Lots of women dye their hair every day. Some do it to hide gray hairs, some don’t like their natural hair color while others simply like to experiment. But whatever the reason, have you ever wondered how these dyes work and why some last longer than others? If you’re curious, read on:
Temporary and semi-permanent dyes
Temporary and semi-permanent dyes contain synthetic or plant-derived dyes that coat the surface of the cuticle but don’t penetrate it. These molecules are really small and washing hair a few times is enough to remove them and go back to your natural color. Because they don’t last long, they are the way to go for people that only want a subtle change or wanna see how a shade looks on them before using permanent dyes which are much harder to remove.
Demi-permanent and permanent dyes
Demi-permanent and permanent dyes contain pretty much the same ingredients, but in different concentrations: they are smaller in the demi-permanent type and that’s why they last less. These dyes need an alkaline base (it means the ph is higher than 7; in this case it usually is 10 or 11) to make the hair shaft swell and open so that the dye molecules can enter inside the cortex.
Then, Ammonia and Hydrogen Peroxide are used to remove your natural color from your hair. In addition, these ingredients react with th dye molecules that have entered the hair shaft, making them grow too big to exit the hair shaft and be washed out. This is why these dyes are so longlasting and hard to remove.

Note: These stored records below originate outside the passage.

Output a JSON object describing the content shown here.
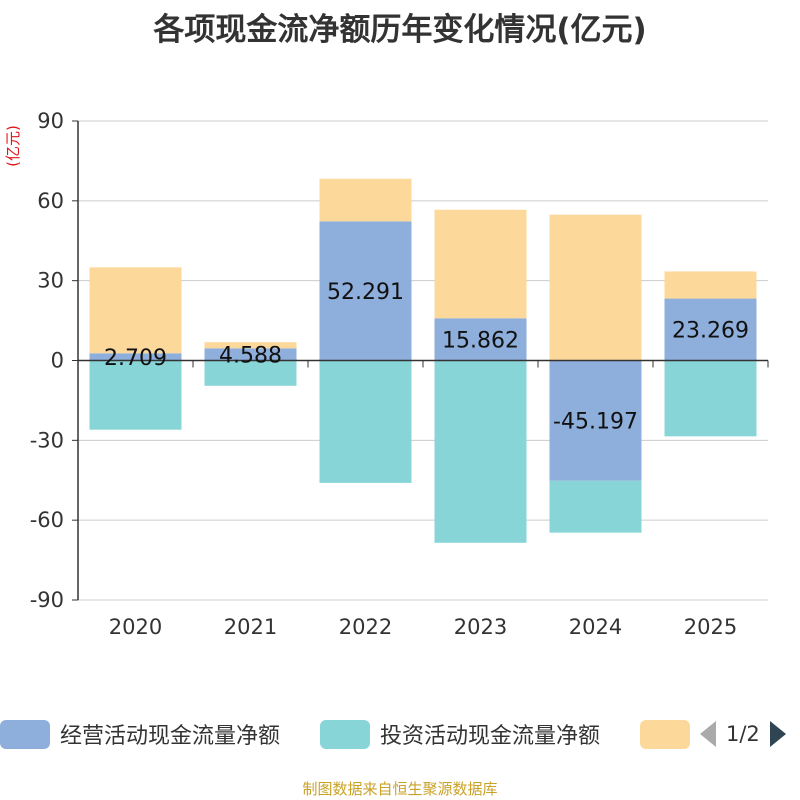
{
  "title": "各项现金流净额历年变化情况(亿元)",
  "source": "制图数据来自恒生聚源数据库",
  "chart_data": {
    "type": "bar",
    "stacked": true,
    "title": "各项现金流净额历年变化情况(亿元)",
    "ylabel": "(亿元)",
    "ylim": [
      -90,
      90
    ],
    "yticks": [
      -90,
      -60,
      -30,
      0,
      30,
      60,
      90
    ],
    "categories": [
      "2020",
      "2021",
      "2022",
      "2023",
      "2024",
      "2025"
    ],
    "series": [
      {
        "name": "经营活动现金流量净额",
        "color": "#8eaedb",
        "values": [
          2.709,
          4.588,
          52.291,
          15.862,
          -45.197,
          23.269
        ],
        "labels": [
          "2.709",
          "4.588",
          "52.291",
          "15.862",
          "-45.197",
          "23.269"
        ]
      },
      {
        "name": "投资活动现金流量净额",
        "color": "#88d5d8",
        "values": [
          -26.0,
          -9.5,
          -46.0,
          -68.5,
          -19.5,
          -28.5
        ]
      },
      {
        "name": "",
        "color": "#fdd89b",
        "values": [
          32.3,
          2.3,
          16.0,
          40.8,
          54.8,
          10.2
        ]
      }
    ],
    "legend": {
      "position": "bottom",
      "page": "1/2"
    },
    "grid": true
  }
}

With permanent dyes, it is best to let your natural hair color grow again, but if you really hate how your hair turned out, then visit your hair stylist cos by trying to remove it at home you can damage your hair even more. These types of dyes in fact contain harsh chemicals that can damage hair if used too often, so be careful when you use them.
Do you dye your hair? If you do, what type of dye do you use?